La última vez que coincidí con Evo Morales fue en Mar del Plata, en Argentina. No tuve ocasión de hablar con él, la expectación que creaba su presencia auguraba su arrollador éxito en las elecciones bolivianas.
Ya presidente electo, he comprobado el entusiasmo que ha generado su llegada a Caracas, la ciudad donde vivo ahora. Sigo viendo en el indio Evo Morales la firmeza de sus principios y la humildad de quien dice en una rueda de prensa que aún no se cree que sea presidente y me emocionó con las imágenes de su sencilla vivienda en Bolivia, donde no hay un solo traje y menos aún una corbata. Un día después le observo por televisión durante su presencia en Madrid, y sigue repitiendo los mismos comentarios junto con la plana mayor del gobierno español. Con un sencillo jersey de punto asiste a la rueda de prensa con Rodríguez Zapatero, y con una ropa similar visita a Juan Carlos de Borbón en la Zarzuela. No cumple el saludo de protocolo y saluda al rey con una palmada en la cintura. No he visto todavía al político español que reniegue de la corbata y salude con esa naturalidad.

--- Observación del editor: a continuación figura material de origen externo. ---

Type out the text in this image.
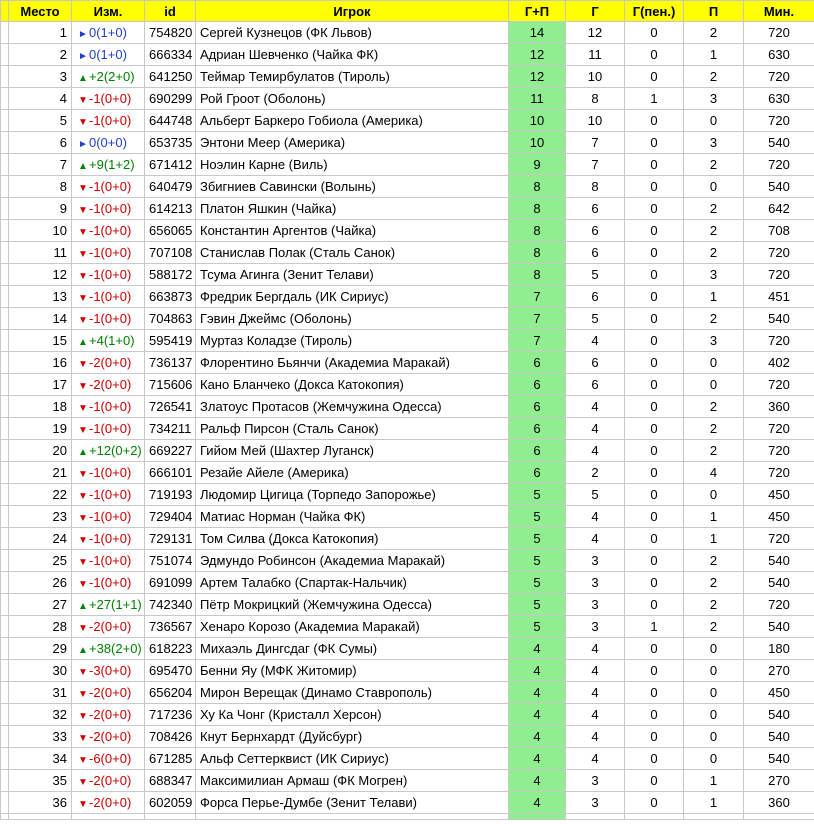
	Место	Изм.	id	Игрок	Г+П	Г	Г(пен.)	П	Мин.
	1	►0(1+0)	754820	Сергей Кузнецов (ФК Львов)	14	12	0	2	720
	2	►0(1+0)	666334	Адриан Шевченко (Чайка ФК)	12	11	0	1	630
	3	▲+2(2+0)	641250	Теймар Темирбулатов (Тироль)	12	10	0	2	720
	4	▼-1(0+0)	690299	Рой Гроот (Оболонь)	11	8	1	3	630
	5	▼-1(0+0)	644748	Альберт Баркеро Гобиола (Америка)	10	10	0	0	720
	6	►0(0+0)	653735	Энтони Меер (Америка)	10	7	0	3	540
	7	▲+9(1+2)	671412	Ноэлин Карне (Виль)	9	7	0	2	720
	8	▼-1(0+0)	640479	Збигниев Савински (Волынь)	8	8	0	0	540
	9	▼-1(0+0)	614213	Платон Яшкин (Чайка)	8	6	0	2	642
	10	▼-1(0+0)	656065	Константин Аргентов (Чайка)	8	6	0	2	708
	11	▼-1(0+0)	707108	Станислав Полак (Сталь Санок)	8	6	0	2	720
	12	▼-1(0+0)	588172	Тсума Агинга (Зенит Телави)	8	5	0	3	720
	13	▼-1(0+0)	663873	Фредрик Бергдаль (ИК Сириус)	7	6	0	1	451
	14	▼-1(0+0)	704863	Гэвин Джеймс (Оболонь)	7	5	0	2	540
	15	▲+4(1+0)	595419	Муртаз Коладзе (Тироль)	7	4	0	3	720
	16	▼-2(0+0)	736137	Флорентино Бьянчи (Академиа Маракай)	6	6	0	0	402
	17	▼-2(0+0)	715606	Кано Бланчеко (Докса Катокопия)	6	6	0	0	720
	18	▼-1(0+0)	726541	Златоус Протасов (Жемчужина Одесса)	6	4	0	2	360
	19	▼-1(0+0)	734211	Ральф Пирсон (Сталь Санок)	6	4	0	2	720
	20	▲+12(0+2)	669227	Гийом Мей (Шахтер Луганск)	6	4	0	2	720
	21	▼-1(0+0)	666101	Резайе Айеле (Америка)	6	2	0	4	720
	22	▼-1(0+0)	719193	Людомир Цигица (Торпедо Запорожье)	5	5	0	0	450
	23	▼-1(0+0)	729404	Матиас Норман (Чайка ФК)	5	4	0	1	450
	24	▼-1(0+0)	729131	Том Силва (Докса Катокопия)	5	4	0	1	720
	25	▼-1(0+0)	751074	Эдмундо Робинсон (Академиа Маракай)	5	3	0	2	540
	26	▼-1(0+0)	691099	Артем Талабко (Спартак-Нальчик)	5	3	0	2	540
	27	▲+27(1+1)	742340	Пётр Мокрицкий (Жемчужина Одесса)	5	3	0	2	720
	28	▼-2(0+0)	736567	Хенаро Корозо (Академиа Маракай)	5	3	1	2	540
	29	▲+38(2+0)	618223	Михаэль Дингсдаг (ФК Сумы)	4	4	0	0	180
	30	▼-3(0+0)	695470	Бенни Яу (МФК Житомир)	4	4	0	0	270
	31	▼-2(0+0)	656204	Мирон Верещак (Динамо Ставрополь)	4	4	0	0	450
	32	▼-2(0+0)	717236	Ху Ка Чонг (Кристалл Херсон)	4	4	0	0	540
	33	▼-2(0+0)	708426	Кнут Бернхардт (Дуйсбург)	4	4	0	0	540
	34	▼-6(0+0)	671285	Альф Сеттерквист (ИК Сириус)	4	4	0	0	540
	35	▼-2(0+0)	688347	Максимилиан Армаш (ФК Могрен)	4	3	0	1	270
	36	▼-2(0+0)	602059	Форса Перье-Думбе (Зенит Телави)	4	3	0	1	360
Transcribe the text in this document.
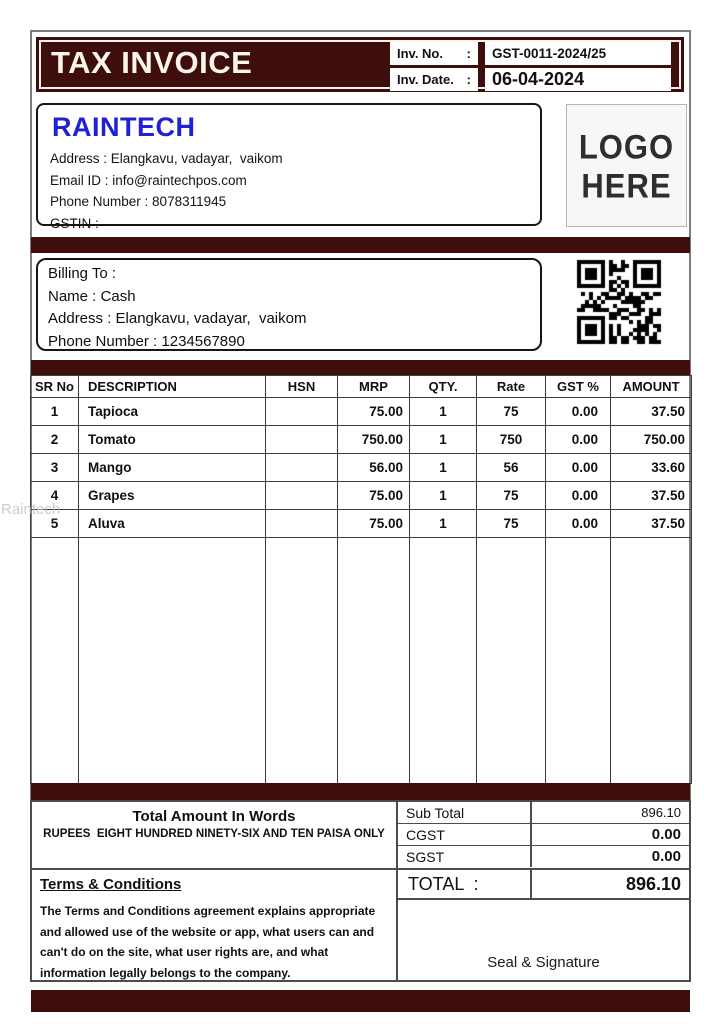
TAX INVOICE	Inv. No. :	GST-0011-2024/25
Inv. Date. :	06-04-2024
RAINTECH
Address : Elangkavu, vadayar,  vaikom
Email ID : info@raintechpos.com
Phone Number : 8078311945
GSTIN :
LOGO
HERE
Billing To :
Name : Cash
Address : Elangkavu, vadayar,  vaikom
Phone Number : 1234567890
SR No	DESCRIPTION	HSN	MRP	QTY.	Rate	GST %	AMOUNT
1	Tapioca		75.00	1	75	0.00	37.50
2	Tomato		750.00	1	750	0.00	750.00
3	Mango		56.00	1	56	0.00	33.60
4	Grapes		75.00	1	75	0.00	37.50
5	Aluva		75.00	1	75	0.00	37.50

Total Amount In Words
RUPEES  EIGHT HUNDRED NINETY-SIX AND TEN PAISA ONLY
Sub Total	896.10
CGST	0.00
SGST	0.00
TOTAL  :	896.10
Terms & Conditions
The Terms and Conditions agreement explains appropriate and allowed use of the website or app, what users can and can't do on the site, what user rights are, and what information legally belongs to the company.
Seal & Signature
Raintech
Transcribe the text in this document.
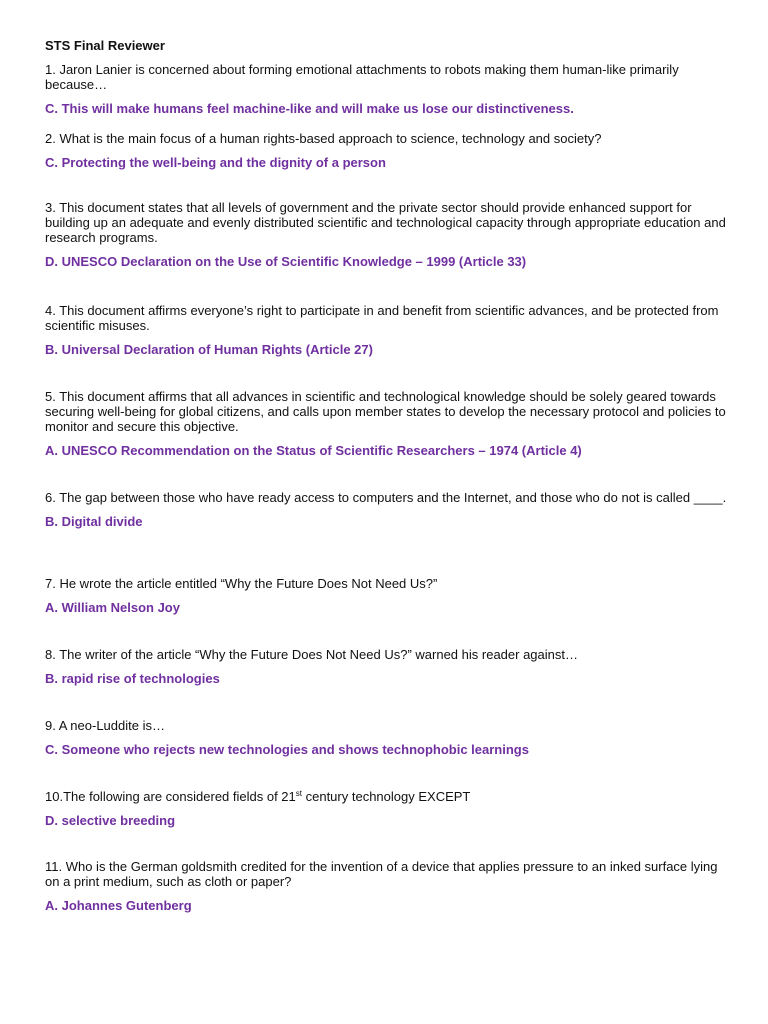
STS Final Reviewer

1. Jaron Lanier is concerned about forming emotional attachments to robots making them human-like primarily because…

C. This will make humans feel machine-like and will make us lose our distinctiveness.

2. What is the main focus of a human rights-based approach to science, technology and society?

C. Protecting the well-being and the dignity of a person

3. This document states that all levels of government and the private sector should provide enhanced support for building up an adequate and evenly distributed scientific and technological capacity through appropriate education and research programs.

D. UNESCO Declaration on the Use of Scientific Knowledge – 1999 (Article 33)

4. This document affirms everyone’s right to participate in and benefit from scientific advances, and be protected from scientific misuses.

B. Universal Declaration of Human Rights (Article 27)

5. This document affirms that all advances in scientific and technological knowledge should be solely geared towards securing well-being for global citizens, and calls upon member states to develop the necessary protocol and policies to monitor and secure this objective.

A. UNESCO Recommendation on the Status of Scientific Researchers – 1974 (Article 4)

6. The gap between those who have ready access to computers and the Internet, and those who do not is called ____.

B. Digital divide

7. He wrote the article entitled “Why the Future Does Not Need Us?”

A. William Nelson Joy

8. The writer of the article “Why the Future Does Not Need Us?” warned his reader against…

B. rapid rise of technologies

9. A neo-Luddite is…

C. Someone who rejects new technologies and shows technophobic learnings

10.The following are considered fields of 21st century technology EXCEPT

D. selective breeding

11. Who is the German goldsmith credited for the invention of a device that applies pressure to an inked surface lying on a print medium, such as cloth or paper?

A. Johannes Gutenberg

Ya sé que son sólo formas y que con eso no se resuelve la justicia social y las necesidades de los pueblos, pero el Partido Popular no quiso recibir ni encontrarse con el indio en Madrid. Y las crónicas de la prensa de derechas no tienen desperdicio: “Evo Morales se presentó en el Palacio de la Moncloa en jersey de rayas, tras aterrizar en el aeropuerto de Barajas en un avión prestado por Fidel Castro con unos guardaespaldas prestados por el venezolano Hugo Chávez”. O esta otra información: “¡Peligro! Un Evo anda suelto. Ya está aquí, ha llegado. Y todo después de haber visitado a sus dos ídolos: Chávez y Castro... ¡Menudo ejemplo!. Políticos tercermundistas incapaces de dar al pueblo libertad, incapaces de bajar del púlpito al que se auparon en momentos de zozobra de su país”.
Sin duda alguna, son todas ellas buenas señales.